Sometimes, it happened more than once, sometimes,


when there was no way of coming on from the back,


or when the stage wasn’t deep enough,


or at other times again, when the lights must have been set up differently,


the artiste, then,


it was a way she’d found for dealing with that kind of incident,


the artiste would enter upstage from the side and then, with no mean skill I might say,


she’d walk in a shallow half-circle across to the centre line and advance,


“as if nothing were amiss”,


towards the audience,


and down she sit, in the same place, in the same way,


slow and unconcerned.


At other times, once or twice,


and as recently as a year ago,


at other times, upstage centre there would be no door,


and in these extreme cases,


but it was as well to provide for them just in case,


seeing that as recently as a year ago, and at other times too,


and in circumstances where one never could have foreseen it,


such a situation might fall within the bounds of possibility,


the artiste would already be on stage,


waiting, upstage centre, and when the show would go up


— but it was always she who decided when to begin —


when the show would go up, she’d walk straight down towards the audience and she’d sit,


always in the self-same manner, slow and unconcerned.

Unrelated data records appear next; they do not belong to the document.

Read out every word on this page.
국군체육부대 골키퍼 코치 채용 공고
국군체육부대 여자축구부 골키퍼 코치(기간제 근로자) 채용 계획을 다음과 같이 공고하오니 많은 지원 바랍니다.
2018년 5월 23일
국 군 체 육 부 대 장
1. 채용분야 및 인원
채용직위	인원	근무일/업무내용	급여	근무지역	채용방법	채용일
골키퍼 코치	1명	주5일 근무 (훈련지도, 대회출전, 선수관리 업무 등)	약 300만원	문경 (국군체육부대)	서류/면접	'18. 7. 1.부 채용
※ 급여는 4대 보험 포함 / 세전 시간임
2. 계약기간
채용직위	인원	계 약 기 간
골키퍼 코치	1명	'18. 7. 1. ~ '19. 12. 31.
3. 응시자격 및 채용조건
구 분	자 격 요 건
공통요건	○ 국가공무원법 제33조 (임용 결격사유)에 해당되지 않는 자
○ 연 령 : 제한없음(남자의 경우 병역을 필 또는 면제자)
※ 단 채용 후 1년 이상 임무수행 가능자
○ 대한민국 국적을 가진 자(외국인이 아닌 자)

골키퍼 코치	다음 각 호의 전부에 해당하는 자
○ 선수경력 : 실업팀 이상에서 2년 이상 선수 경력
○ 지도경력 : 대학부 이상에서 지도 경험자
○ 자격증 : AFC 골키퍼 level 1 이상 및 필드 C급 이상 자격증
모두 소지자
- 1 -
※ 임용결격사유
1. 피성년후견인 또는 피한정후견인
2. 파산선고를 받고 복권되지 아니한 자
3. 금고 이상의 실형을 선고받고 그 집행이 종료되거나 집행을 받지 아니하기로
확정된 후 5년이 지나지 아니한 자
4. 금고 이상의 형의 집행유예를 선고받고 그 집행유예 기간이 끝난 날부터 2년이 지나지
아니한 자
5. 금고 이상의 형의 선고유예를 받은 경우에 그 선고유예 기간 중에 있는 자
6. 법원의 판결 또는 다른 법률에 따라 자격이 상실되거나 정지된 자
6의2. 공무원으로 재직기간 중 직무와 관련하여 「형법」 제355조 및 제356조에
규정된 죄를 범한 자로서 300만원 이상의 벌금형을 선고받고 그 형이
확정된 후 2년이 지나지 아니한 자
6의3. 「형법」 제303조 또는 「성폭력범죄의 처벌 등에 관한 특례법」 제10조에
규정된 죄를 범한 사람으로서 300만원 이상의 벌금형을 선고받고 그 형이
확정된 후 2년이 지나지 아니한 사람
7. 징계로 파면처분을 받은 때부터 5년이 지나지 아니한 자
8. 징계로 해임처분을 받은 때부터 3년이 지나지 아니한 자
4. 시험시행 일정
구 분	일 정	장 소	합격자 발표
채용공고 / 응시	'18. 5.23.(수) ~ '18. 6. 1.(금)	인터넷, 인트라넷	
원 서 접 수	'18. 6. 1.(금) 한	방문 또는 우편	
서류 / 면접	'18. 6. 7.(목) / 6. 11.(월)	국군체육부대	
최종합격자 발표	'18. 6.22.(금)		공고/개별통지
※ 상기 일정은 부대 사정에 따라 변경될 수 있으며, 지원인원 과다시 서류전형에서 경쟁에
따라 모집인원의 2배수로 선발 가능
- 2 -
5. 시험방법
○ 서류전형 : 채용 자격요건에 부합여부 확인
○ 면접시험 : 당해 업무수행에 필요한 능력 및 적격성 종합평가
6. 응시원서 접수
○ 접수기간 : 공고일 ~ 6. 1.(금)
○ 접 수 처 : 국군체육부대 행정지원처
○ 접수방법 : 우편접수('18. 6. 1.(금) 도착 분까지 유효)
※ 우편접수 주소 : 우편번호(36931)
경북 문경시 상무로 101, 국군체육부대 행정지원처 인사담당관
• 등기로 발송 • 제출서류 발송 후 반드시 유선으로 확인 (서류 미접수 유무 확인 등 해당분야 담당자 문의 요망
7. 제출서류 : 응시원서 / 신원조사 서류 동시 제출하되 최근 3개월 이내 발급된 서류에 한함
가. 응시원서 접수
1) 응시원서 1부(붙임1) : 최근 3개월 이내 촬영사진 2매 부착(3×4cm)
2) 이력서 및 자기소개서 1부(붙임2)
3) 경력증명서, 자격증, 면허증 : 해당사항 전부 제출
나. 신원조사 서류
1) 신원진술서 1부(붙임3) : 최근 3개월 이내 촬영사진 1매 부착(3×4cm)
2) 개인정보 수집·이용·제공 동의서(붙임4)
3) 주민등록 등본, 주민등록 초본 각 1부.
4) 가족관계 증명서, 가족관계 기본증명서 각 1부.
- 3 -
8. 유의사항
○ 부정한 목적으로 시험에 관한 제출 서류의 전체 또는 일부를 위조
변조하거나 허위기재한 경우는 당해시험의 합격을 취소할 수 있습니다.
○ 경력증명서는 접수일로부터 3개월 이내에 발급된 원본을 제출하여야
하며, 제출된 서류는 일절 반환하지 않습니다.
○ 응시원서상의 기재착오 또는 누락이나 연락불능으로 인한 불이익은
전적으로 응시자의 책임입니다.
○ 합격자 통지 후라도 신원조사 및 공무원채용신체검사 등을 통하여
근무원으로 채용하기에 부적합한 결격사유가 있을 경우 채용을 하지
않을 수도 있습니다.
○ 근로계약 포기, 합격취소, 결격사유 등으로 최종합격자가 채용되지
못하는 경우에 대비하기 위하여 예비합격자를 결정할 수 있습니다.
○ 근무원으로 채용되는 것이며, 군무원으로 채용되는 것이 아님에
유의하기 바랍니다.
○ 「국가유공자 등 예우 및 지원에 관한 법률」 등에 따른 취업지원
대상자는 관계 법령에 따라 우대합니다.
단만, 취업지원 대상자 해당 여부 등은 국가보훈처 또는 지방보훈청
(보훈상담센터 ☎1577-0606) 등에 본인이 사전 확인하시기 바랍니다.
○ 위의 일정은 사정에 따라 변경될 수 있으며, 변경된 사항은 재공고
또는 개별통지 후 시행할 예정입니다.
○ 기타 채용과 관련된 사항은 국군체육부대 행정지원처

Like so, “as cool as you please”.



At other times, once,


twice,


I forget,


and it would be as well, frankly,


or so I think,


sometimes, once or twice,


three times,


let’s say four,


I’m checking it out, I thinking back and I’m checking it out,


four times then,


sometimes, not only was there no door,


nowhere at all, neither upstage centre nor to the side,


and furthermore,


— and that’s the point I’m coming to —


and one has to admit that it was no small matter,


— when I saw that I could have wept, and in spite of the fact that such an eventuality had been provided for,


I never would have imagined that one day I might have to resort to that, fall back on such a solution —


furthermore,


the stage was so small, truly, from there to there, no more, that there was no way at all that one might walk, very slowly and quite unconcerned, no way at all,


I mean to say, one had to face the fact,


— I could have wept, that’s the truth, no-one believes me, I don’t look the type, but I could have wept —


so very small, indeed, that the artiste,


it was the answer to the problem,


that the artiste had to be already on stage, seated, “as cool as you please”, already, yes, already on stage,


squeezed in between the upstage wall and the audience, hardly an inch between them.